Though the device was initially rejected by FDA Circulatory System Devices Panel in 2005 for Humanitarian Device Exemption (HDE) status, it was eventually approved by the Food and Drug Administration on September 5, 2006 for HDE status. However, only one patient received the AbioCor after approval, a "76-year-old man with congestive heart failure, who did not qualify for a heart transplant."
In August 2012, key AbioCor researcher and developer David Lederman died from pancreatic cancer.

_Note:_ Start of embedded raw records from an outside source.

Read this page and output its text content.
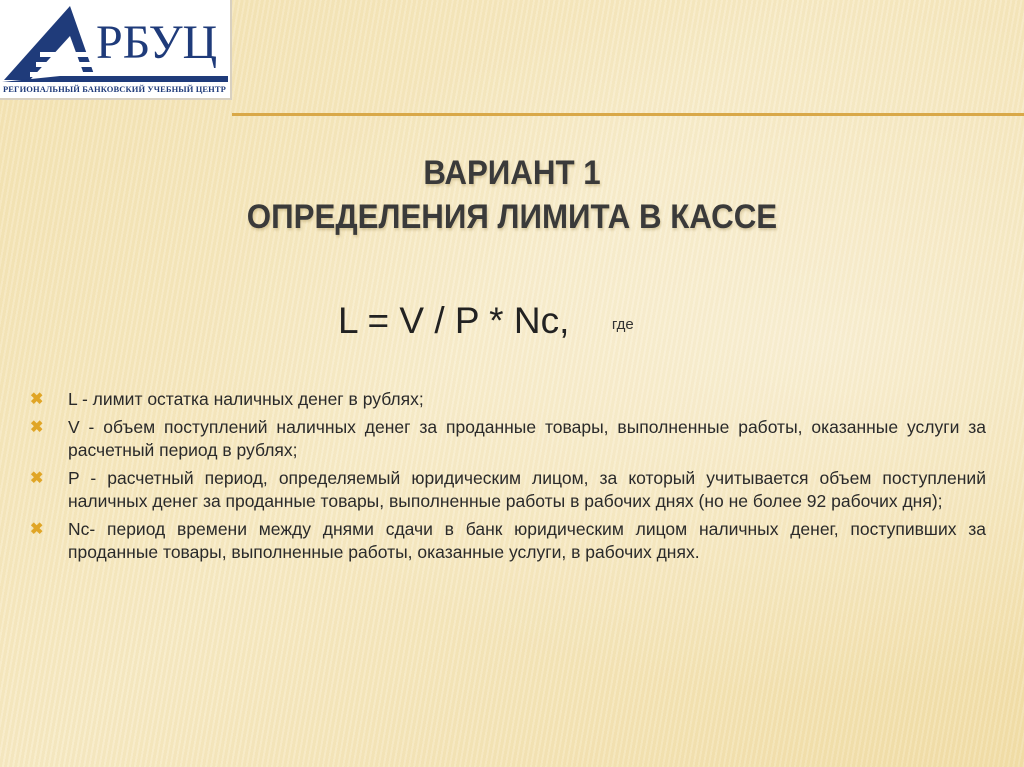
РБУЦ
РЕГИОНАЛЬНЫЙ БАНКОВСКИЙ УЧЕБНЫЙ ЦЕНТР
ВАРИАНТ 1
ОПРЕДЕЛЕНИЯ ЛИМИТА В КАССЕ
L = V / P * Nc,	где
✖ L - лимит остатка наличных денег в рублях;
✖ V - объем поступлений наличных денег за проданные товары, выполненные работы, оказанные услуги за расчетный период в рублях;
✖ P - расчетный период, определяемый юридическим лицом, за который учитывается объем поступлений наличных денег за проданные товары, выполненные работы в рабочих днях (но не более 92 рабочих дня);
✖ Nc- период времени между днями сдачи в банк юридическим лицом наличных денег, поступивших за проданные товары, выполненные работы, оказанные услуги, в рабочих днях.
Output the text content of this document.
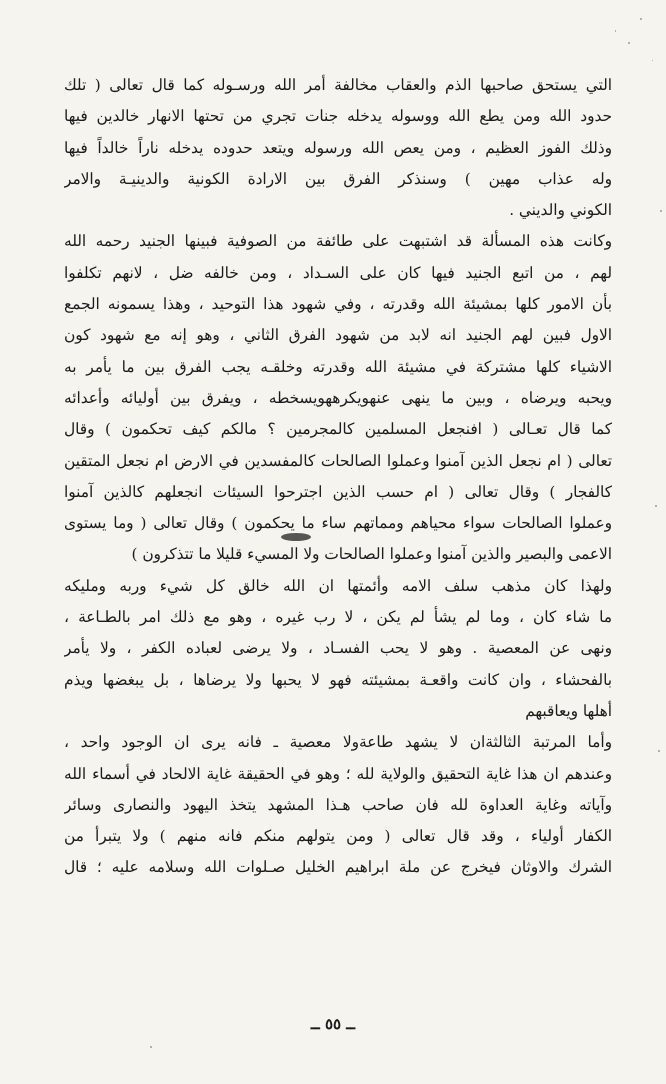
التي يستحق صاحبها الذم والعقاب مخالفة أمر الله ورسـوله كما قال تعالى ( تلك
حدود الله ومن يطع الله ووسوله يدخله جنات تجري من تحتها الانهار خالدين فيها
وذلك الفوز العظيم ، ومن يعص الله ورسوله ويتعد حدوده يدخله ناراً خالداً فيها
وله عذاب مهين ) وسنذكر الفرق بين الارادة الكونية والدينيـة والامر
الكوني والديني .
وكانت هذه المسألة قد اشتبهت على طائفة من الصوفية فبينها الجنيد رحمه الله
لهم ، من اتبع الجنيد فيها كان على السـداد ، ومن خالفه ضل ، لانهم تكلفوا
بأن الامور كلها بمشيئة الله وقدرته ، وفي شهود هذا التوحيد ، وهذا يسمونه الجمع
الاول فبين لهم الجنيد انه لابد من شهود الفرق الثاني ، وهو إنه مع شهود كون
الاشياء كلها مشتركة في مشيئة الله وقدرته وخلقـه يجب الفرق بين ما يأمر به
ويحبه ويرضاه ، وبين ما ينهى عنهويكرههويسخطه ، ويفرق بين أوليائه وأعدائه
كما قال تعـالى ( افنجعل المسلمين كالمجرمين ؟ مالكم كيف تحكمون ) وقال
تعالى ( ام نجعل الذين آمنوا وعملوا الصالحات كالمفسدين في الارض ام نجعل المتقين
كالفجار ) وقال تعالى ( ام حسب الذين اجترحوا السيئات انجعلهم كالذين آمنوا
وعملوا الصالحات سواء محياهم ومماتهم ساء ما يحكمون ) وقال تعالى ( وما يستوى
الاعمى والبصير والذين آمنوا وعملوا الصالحات ولا المسيء قليلا ما تتذكرون )
ولهذا كان مذهب سلف الامه وأئمتها ان الله خالق كل شيء وربه ومليكه
ما شاء كان ، وما لم يشأ لم يكن ، لا رب غيره ، وهو مع ذلك امر بالطـاعة ،
ونهى عن المعصية . وهو لا يحب الفسـاد ، ولا يرضى لعباده الكفر ، ولا يأمر
بالفحشاء ، وان كانت واقعـة بمشيئته فهو لا يحبها ولا يرضاها ، بل يبغضها ويذم
أهلها ويعاقبهم
وأما المرتبة الثالثةان لا يشهد طاعةولا معصية ـ فانه يرى ان الوجود واحد ،
وعندهم ان هذا غاية التحقيق والولاية لله ؛ وهو في الحقيقة غاية الالحاد في أسماء الله
وآياته وغاية العداوة لله فان صاحب هـذا المشهد يتخذ اليهود والنصارى وسائر
الكفار أولياء ، وقد قال تعالى ( ومن يتولهم منكم فانه منهم ) ولا يتبرأ من
الشرك والاوثان فيخرج عن ملة ابراهيم الخليل صـلوات الله وسلامه عليه ؛ قال
ــ ٥٥ ــ
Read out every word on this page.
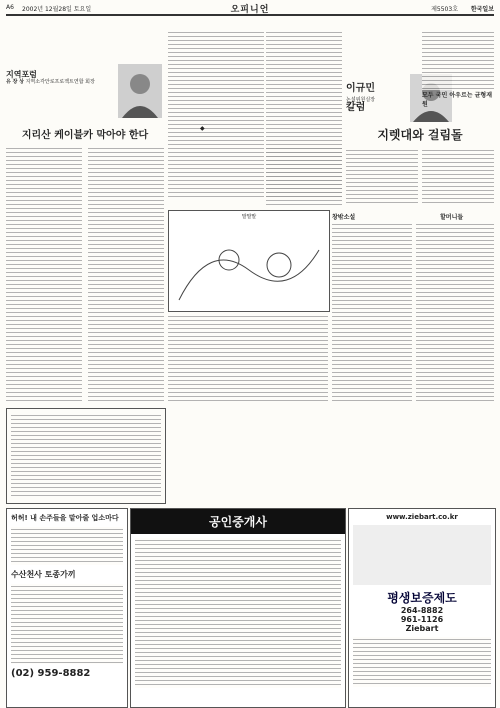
A6 2002년 12월28일 토요일	오피니언	제5503호 한국일보
지역포럼
유 장 상 지역소각안로프로젝트연합 회장
지리산 케이블카 막아야 한다
◆
이규민 칼럼
논설위원실장
지렛대와 걸림돌
모두 국민 아우르는 균형재원
말말말	창밖소설	할머니들
허허! 내 손주들을 맡아줄 업소마다
수산천사 토종가끼
(02) 959-8882
공인중개사	www.ziebart.co.kr
평생보증제도
264-8882
961-1126
Ziebart
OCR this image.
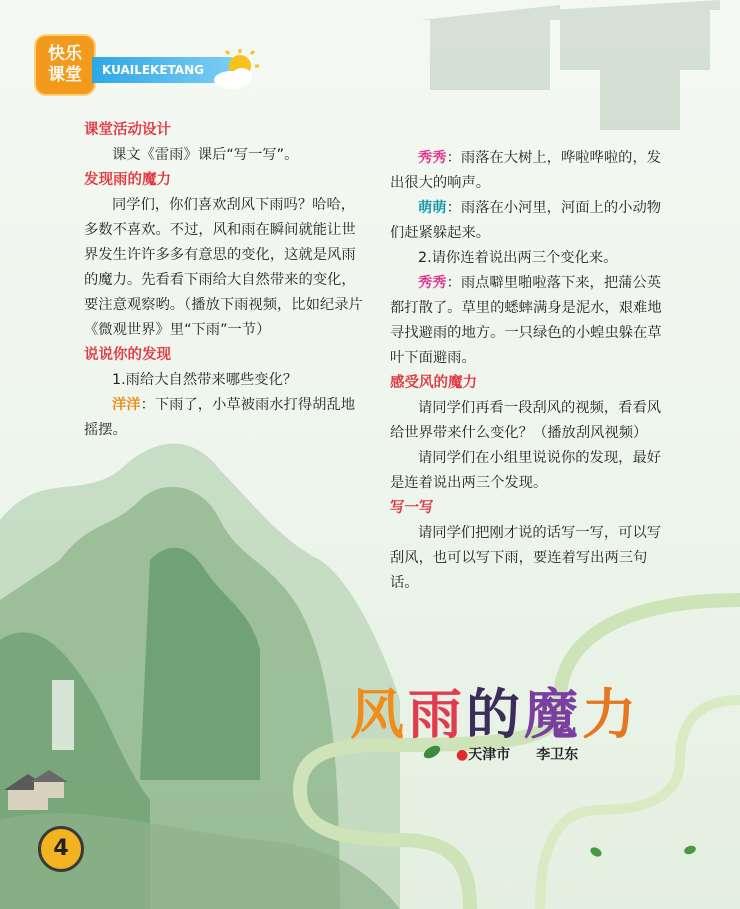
快乐
课堂	KUAILEKETANG

课堂活动设计

课文《雷雨》课后“写一写”。

发现雨的魔力

同学们，你们喜欢刮风下雨吗？哈哈，多数不喜欢。不过，风和雨在瞬间就能让世界发生许许多多有意思的变化，这就是风雨的魔力。先看看下雨给大自然带来的变化，要注意观察哟。（播放下雨视频，比如纪录片《微观世界》里“下雨”一节）

说说你的发现

1.雨给大自然带来哪些变化？

洋洋：下雨了，小草被雨水打得胡乱地摇摆。

秀秀：雨落在大树上，哗啦哗啦的，发出很大的响声。

萌萌：雨落在小河里，河面上的小动物们赶紧躲起来。

2.请你连着说出两三个变化来。

秀秀：雨点噼里啪啦落下来，把蒲公英都打散了。草里的蟋蟀满身是泥水，艰难地寻找避雨的地方。一只绿色的小蝗虫躲在草叶下面避雨。

感受风的魔力

请同学们再看一段刮风的视频，看看风给世界带来什么变化？（播放刮风视频）

请同学们在小组里说说你的发现，最好是连着说出两三个发现。

写一写

请同学们把刚才说的话写一写，可以写刮风，也可以写下雨，要连着写出两三句话。

风雨的魔力
●天津市 李卫东
4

The company also had plans to improve the AbioCor with a second version based upon the AbioCor ventricles and the Penn State energy converter. It was expected to last for five years, more than triple the life expectancy of AbioCor. The company stated it would be 30 percent smaller than the original model, and it could be implanted in smaller men and women. Additional modifications were planned to reduce the patient's risk of stroke, which was a concern of the FDA. As of March 2016[update], AbioCor II has not come to fruition, however. Additionally, the AbioCor product has been removed from the AbioMed website, with several news agencies reporting in 2015 that the company had quietly abandoned further development of the device.
In popular cultureEdit
The AbioCor heart is featured in the 2009 film Crank: High Voltage, when it is transplanted into the main character Chev Chelios's (Jason Statham) chest after he had been abducted by Chinese mobsters in the very beginning of the movie. However, the heart depicted in the film has a much lower battery life but gives Chev superhuman athleticism when fully charged (for dramatic purposes). The model of the heart in the movie is called AviCor.